Along with the works by 19th- and 20th-century Americans, the roomlet also boasts four chairs and a glass table laden with Corcoran membership brochures and promotional material. Among them, two relevant handouts: one listing a few of the more than $1.6 million in NEA grants given to the Corcoran during the past five years (which have brought more than $7 million in private matching funds); the other a straight-faced item from the Corcoran's own newsletter pointing out that "the NEA is under extreme pressures, pressures that threaten artistic freedom of expression." It exhorts citizens to rise up and write their congressmen in support of NEA reauthorization "without censorship."

Asked what the NEA thought of the Corcoran's mounting such a "salute," a spokeswoman expressed only surprise.

"They did?" she asked incredulously.

"We appreciate the positive effort," she added hastily.

As for the show, if you can call it that, it does include two interesting little pencil drawings by Thomas Moran and one by William Brenton Boggs, a lovely watercolor of a magnolia branch by George Biddle and a semiabstraction titled "Two Heads" by Alfred H. Maurer -- all well worth conserving. Very minor works by Whistler, Gari Melchers, Arthur B. Davies and William Trost Richards are also included.

Linda Simmons, associate curator of collections -- who was thrilled with the rare opportunity to show even such a small number of the 8,000 works on paper the Corcoran owns -- said that without this $25,000 restoration grant from the NEA, none of the 32 works treated could have been shown because in most cases "the paint was so loose, it would have fallen off."

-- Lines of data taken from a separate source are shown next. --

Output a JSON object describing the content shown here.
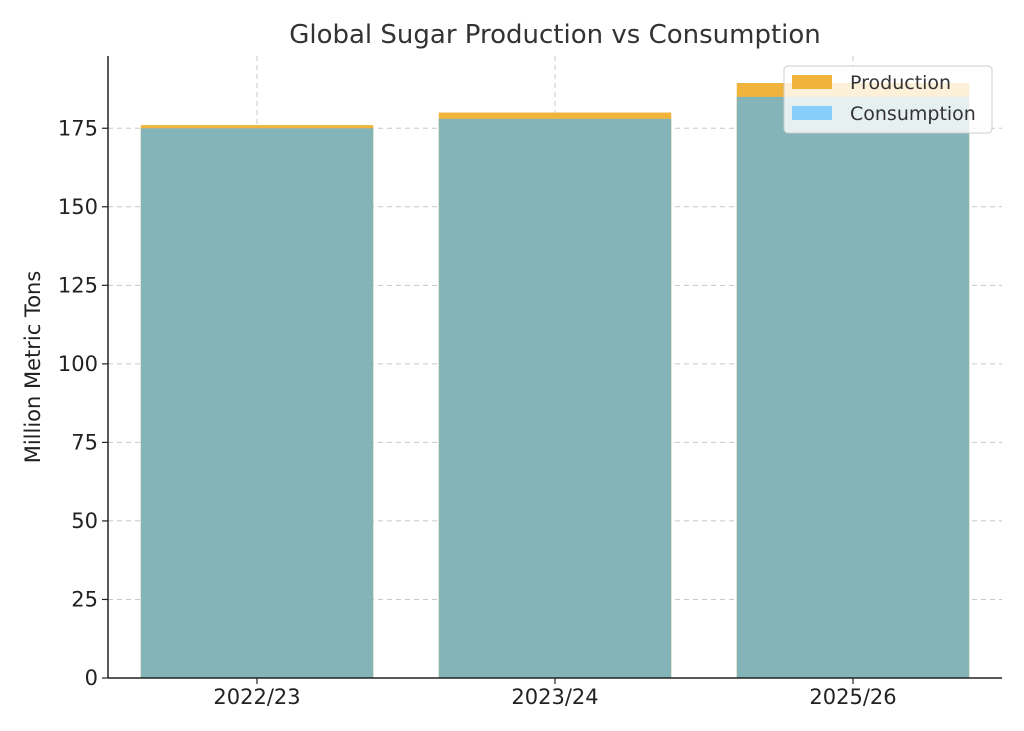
{
  "chart_data": {
    "type": "bar",
    "title": "Global Sugar Production vs Consumption",
    "xlabel": "",
    "ylabel": "Million Metric Tons",
    "categories": [
      "2022/23",
      "2023/24",
      "2025/26"
    ],
    "series": [
      {
        "name": "Production",
        "values": [
          176,
          180,
          189.4
        ],
        "color": "#F0B43C"
      },
      {
        "name": "Consumption",
        "values": [
          175,
          178,
          185
        ],
        "color": "#87CEFA"
      }
    ],
    "overlap_color": "#84B4B8",
    "ylim": [
      0,
      198
    ],
    "yticks": [
      0,
      25,
      50,
      75,
      100,
      125,
      150,
      175
    ],
    "grid": true,
    "legend_position": "top-right"
  }
}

She also said the grant was just one of several from the NEA that have helped bring the care of the Corcoran's collection of works on paper "into the 20th century."

It was NEA money, she said, that paid to carve out the spacious storage area with shelves and acid-free boxes that now hold the collection. And it was an NEA grant that paid for the publication of the first-ever catalogue of the collection, titled "American Drawings, Watercolors, Pastels and Collages in the Collection of the Corcoran Gallery of Art."

Neither the Corcoran's development office nor the press office was able to come up with the amounts of those grants.

NEA Public Affairs Officer Jack Lichtenstein was grateful in any case.

"I haven't seen the exhibit," he said, "but I think any time a distinguished institution wants to showcase some of the good work that the NEA has supported, we're very pleased."

Another staff member, who requested anonymity, pointed out the ultimate irony in the situation: Although the Corcoran has received hundreds of thousands of dollars from the NEA, no NEA money was involved in its planned showing of the Mapplethorpe exhibition.

Yet in the guise of protecting the NEA and the Corcoran, the staffer said, former Corcoran director Christina Orr-Cahall managed to make every congressman in Washington aware that a $30,000 NEA grant had been given to the show's organizers, the Institute of Contemporary Art at the University of Pennsylvania.

"The connection {between the NEA and the Mapplethorpe show} might never have been made if she hadn't brought it up."